The neurologic features of COVID-19 infection still remain under investigation as a growing number of reports indicates the potential for cognitive symptoms in certain patient cases. Recent research has examined high-resolution magnetic resonance imagery to reveal microvascular brain injury and inflammation in COVID-19 patients who have died, however, no evidence of direct SARS-CoV-2 viral attack in tissue samples has been reported. The damage is reportedly caused by thinning and leaky brain blood vessels tied to the viral infection, per a letter recently published in the New England Journal of Medicine.
Neurologic Features of COVID-19
Led by Avindra Nath, MD, clinical director of the National Institute of Neurological Disorders and Stroke (NINDS), a team of researchers conducted a study examining brain tissue samples of COVID-19 patients – 16 cases from the New York City chief medical examiner’s office and 3 from the University of Iowa. Ages ranged from 5 to 73 with a median of 50; 14 patients had chronic illnesses, including diabetes and hypertension, and 11 had been found dead or had died suddenly.
The study’s authors analyzed 11.7T MRI images of 13 patients at 25 μm resolution for the olfactory bulb and at 100 μm for the brain along with conventional histopathological brain exams of 18 patients.
Of 16 patients with available medical histories, 1 experienced delirium, 5 had mild respiratory symptoms, 4 presented with acute respiratory distress syndrome, 2 had pulmonary embolism, and the symptoms were unknown in the case of 3 patients.

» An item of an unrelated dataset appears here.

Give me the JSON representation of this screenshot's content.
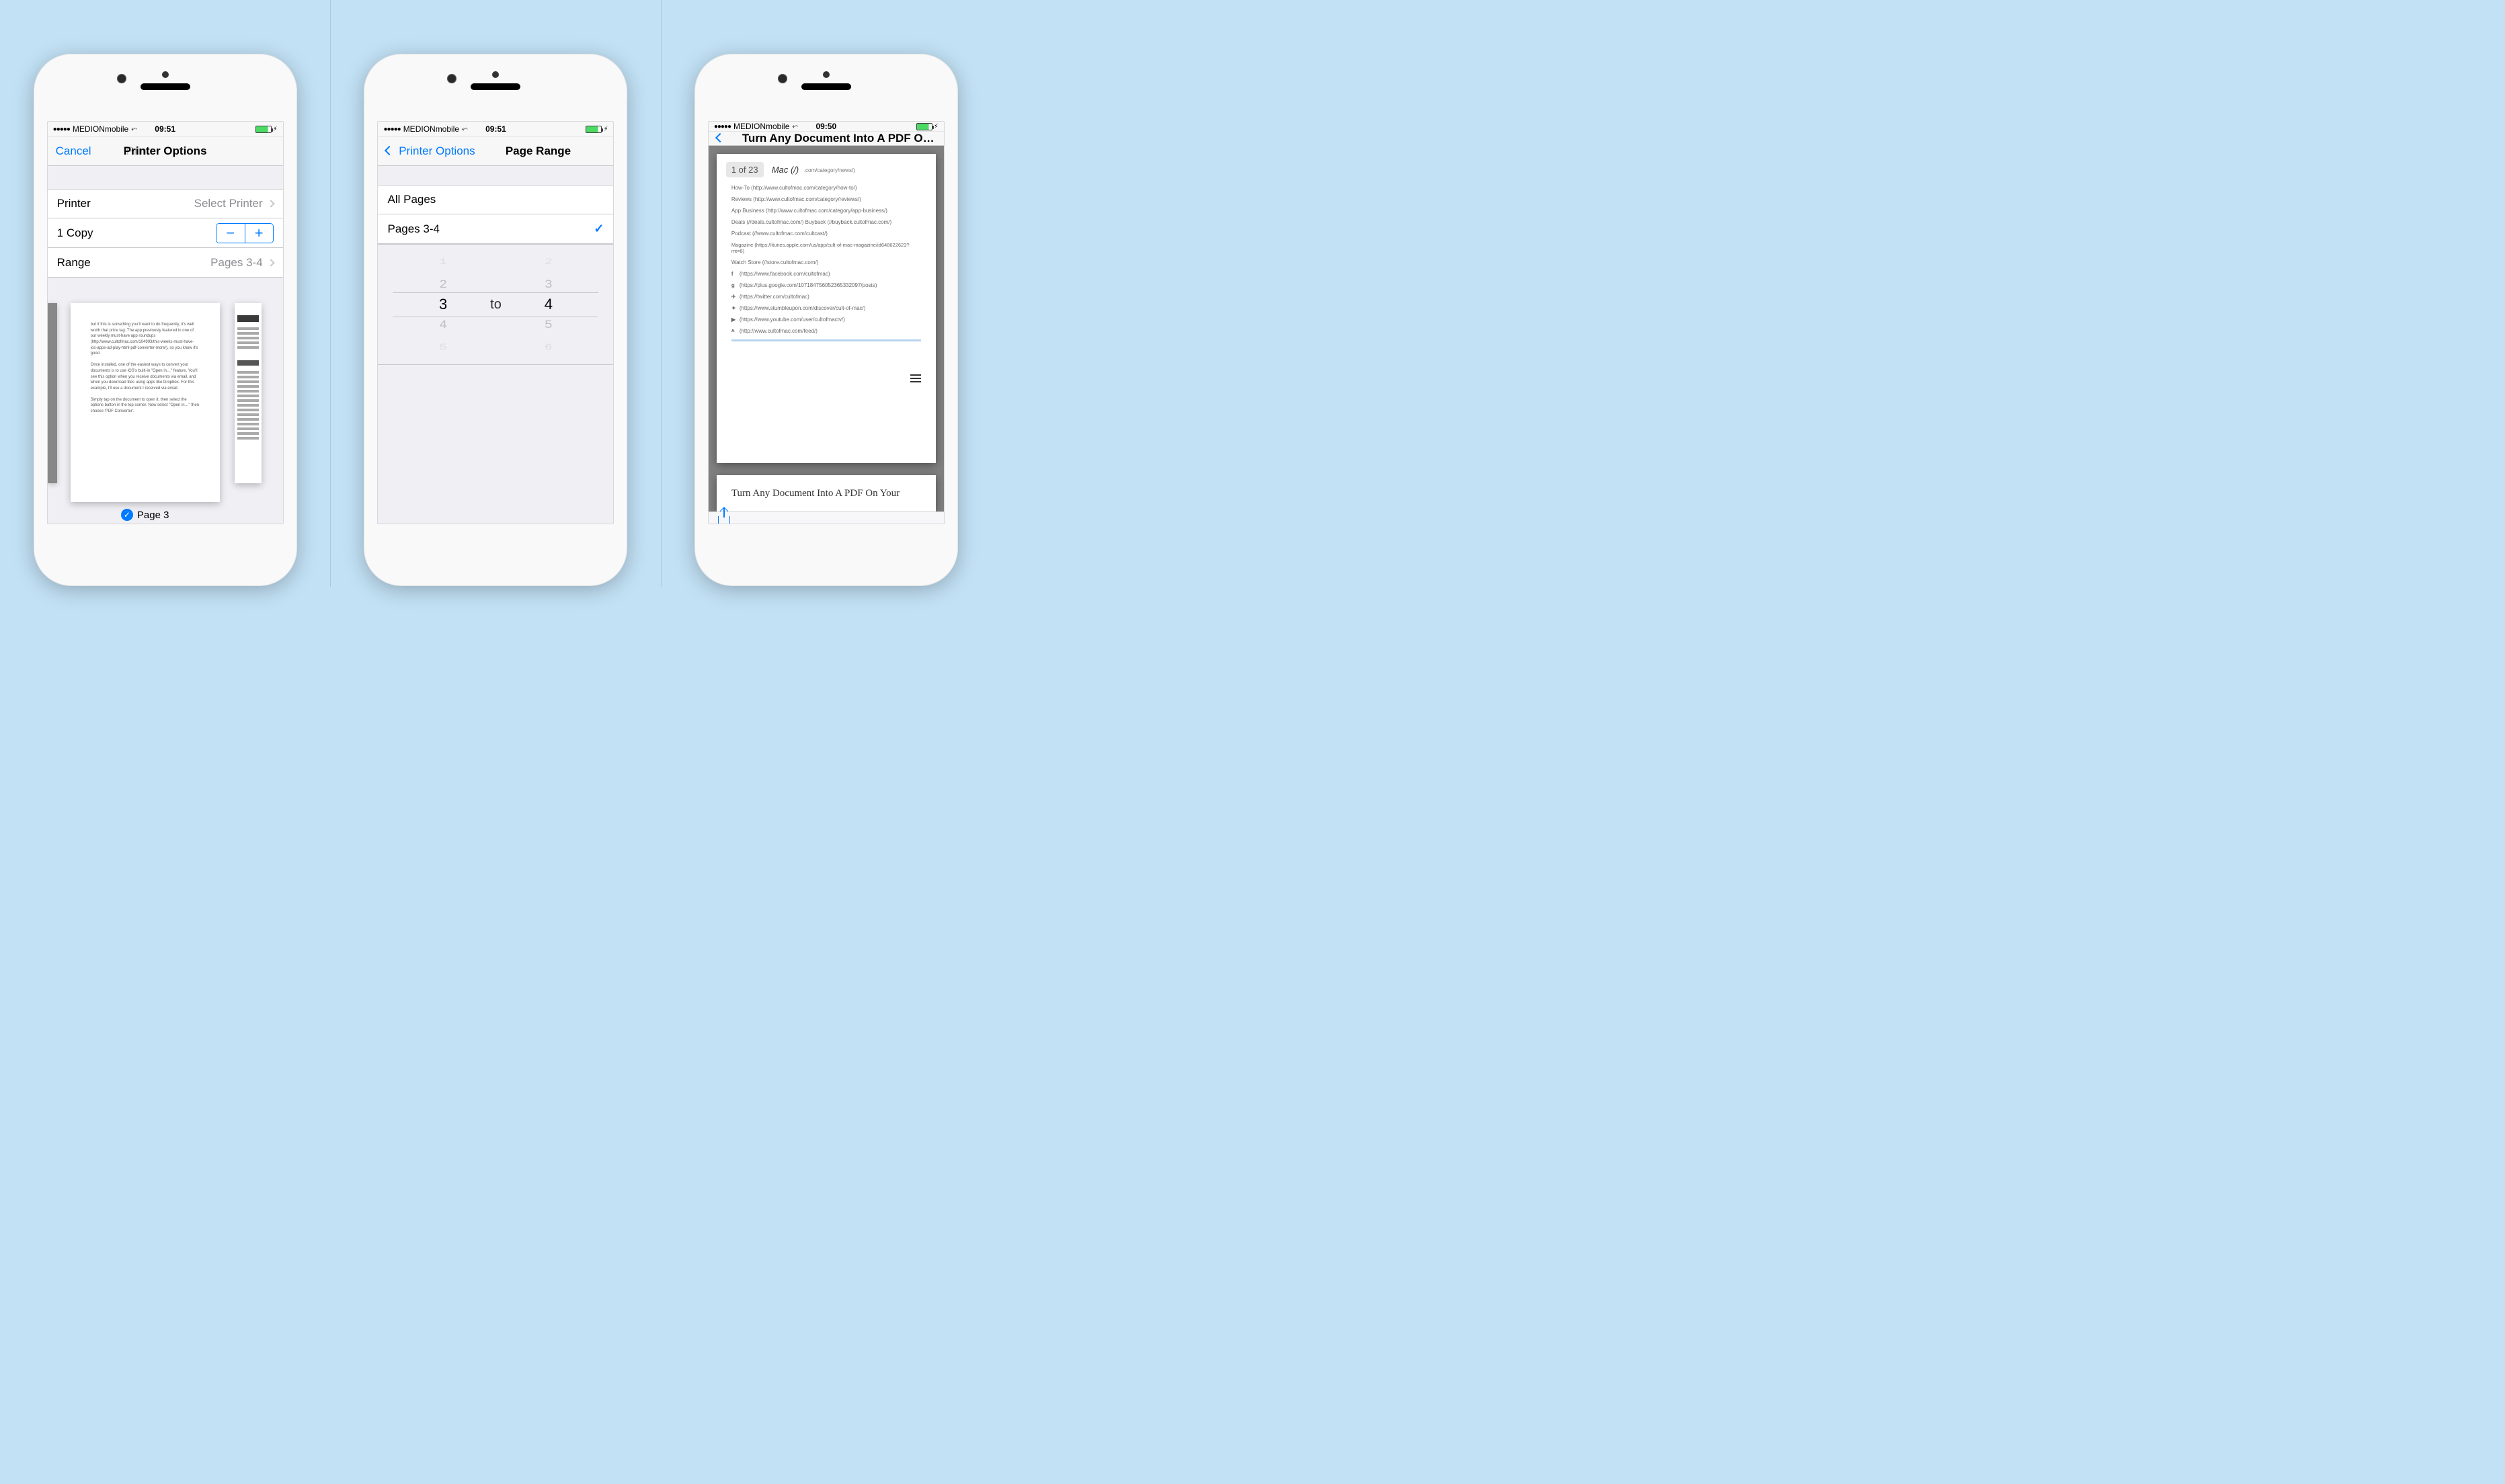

Microvascular Injury Present
The research team reported that magnetic resonance microscopy revealed punctate hyperintensities representing areas of microvascular injury and fibrinogen leakage in 9 cases that directly correlated with histopathological exams which showed the thinning of the basal lamina of endothelial cells. At the same time, they found that punctate hyperintensities in 10 patients corresponded to congested blood vessels with areas of fibrinogen leakage and relatively intact vasculature. Perivascular-activated microglia, macrophage infiltrates, and hypertrophic astrocytes were observed in 13 patients, while in 8 cases T cells were found in perivascular spaces and in lumens adjacent to endothelial cells.

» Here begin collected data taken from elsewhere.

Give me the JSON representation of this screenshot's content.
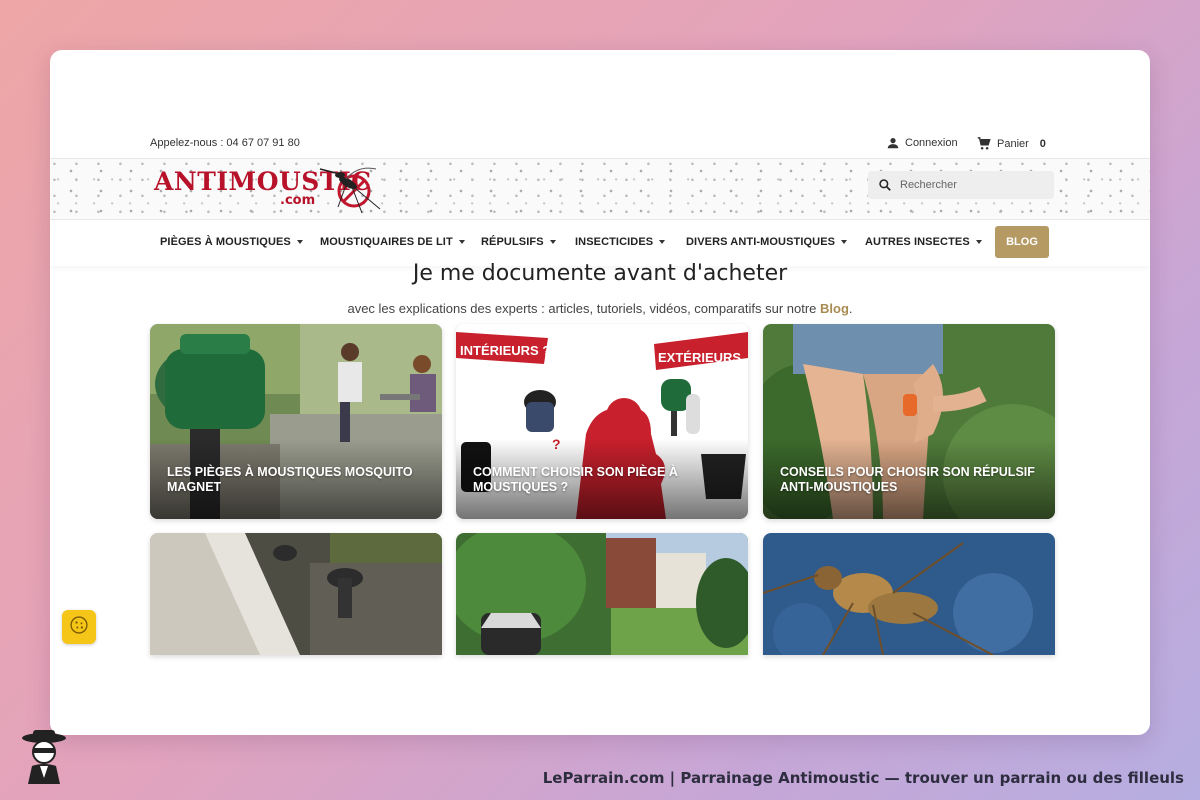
{
  "topbar": {
    "phone": "Appelez-nous : 04 67 07 91 80",
    "login_label": "Connexion",
    "cart_label": "Panier",
    "cart_count": "0"
  },
  "header": {
    "logo_text": "ANTIMOUSTIC",
    "logo_sub": ".com",
    "search_placeholder": "Rechercher"
  },
  "nav": {
    "items": [
      {
        "label": "PIÈGES À MOUSTIQUES"
      },
      {
        "label": "MOUSTIQUAIRES DE LIT"
      },
      {
        "label": "RÉPULSIFS"
      },
      {
        "label": "INSECTICIDES"
      },
      {
        "label": "DIVERS ANTI-MOUSTIQUES"
      },
      {
        "label": "AUTRES INSECTES"
      }
    ],
    "blog_label": "BLOG"
  },
  "section": {
    "title": "Je me documente avant d'acheter",
    "subtitle": "avec les explications des experts : articles, tutoriels, vidéos, comparatifs sur notre ",
    "blog_link": "Blog",
    "subtitle_end": "."
  },
  "cards": [
    {
      "title": "LES PIÈGES À MOUSTIQUES MOSQUITO MAGNET"
    },
    {
      "title": "COMMENT CHOISIR SON PIÈGE À MOUSTIQUES ?",
      "tag_left": "INTÉRIEURS ?",
      "tag_right": "EXTÉRIEURS"
    },
    {
      "title": "CONSEILS POUR CHOISIR SON RÉPULSIF ANTI-MOUSTIQUES"
    }
  ],
  "caption": "LeParrain.com | Parrainage Antimoustic — trouver un parrain ou des filleuls",
  "colors": {
    "accent": "#b59a64",
    "logo_red": "#b7122a",
    "cookie": "#f5c518"
  }
}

They also observed minimal perivascular inflammation but no vascular occlusion which was consistent with the findings of prior research. However, there was no evidence of direct viral attack in any of the patients.
“The cause of this was not clear but is most likely due to damage from the immune cells or lymphocytes. We found some lymphocytes attached to the endothelial cells in the blood vessels and in the perivascular regions,” Dr. Nath told MedPage Today.
COVID-19 Virus Detection
The virus was not detected by polymerase chain reaction with multiple primer sets, RNA sequencing of several areas of the brain, or RNA in situ hybridization and immunostaining. It is possible that SARS-CoV-2 was cleared by the time of death or that viral copy numbers were below the level of detection.
“The inflammatory response is key to the neuropathogenesis of this syndrome, since we were unable to find virus in the brain,” Nath added. “The study potentially has important implications for long-term damage to several structures in the brain, particularly the olfactory bulb and the brainstem.”
Other researchers found SARS-CoV-2 RNA and protein in the brain and nasopharynx of patients who died with the virus, with highest levels of viral RNA detected in the olfactory mucous membrane. As such, further investigation is needed to determine the underlying causes of brain injury in previous cases.
“We were completely surprised,” Nath said. “Originally, we expected to see damage that is caused by a lack of oxygen. Instead, we saw multifocal areas of damage that is usually associated with stroke and neuroinflammatory disease.”
The latest findings suggest neurologic damage was not caused by direct brain infection yet with limited clinical information still available no conclusions can be drawn about how these findings relate to neurologic features of COVID-19. Currently, further studies are underway to help characterize the pattern of neuronal injury in autopsy materials. Additionally, NINDS researchers are investigating a cohort of COVID-19 patients with neurologic sequelae to identify whether they also presented with microvascular injury and whether inflammatory infiltrates can be associated with persistent neurologic symptoms.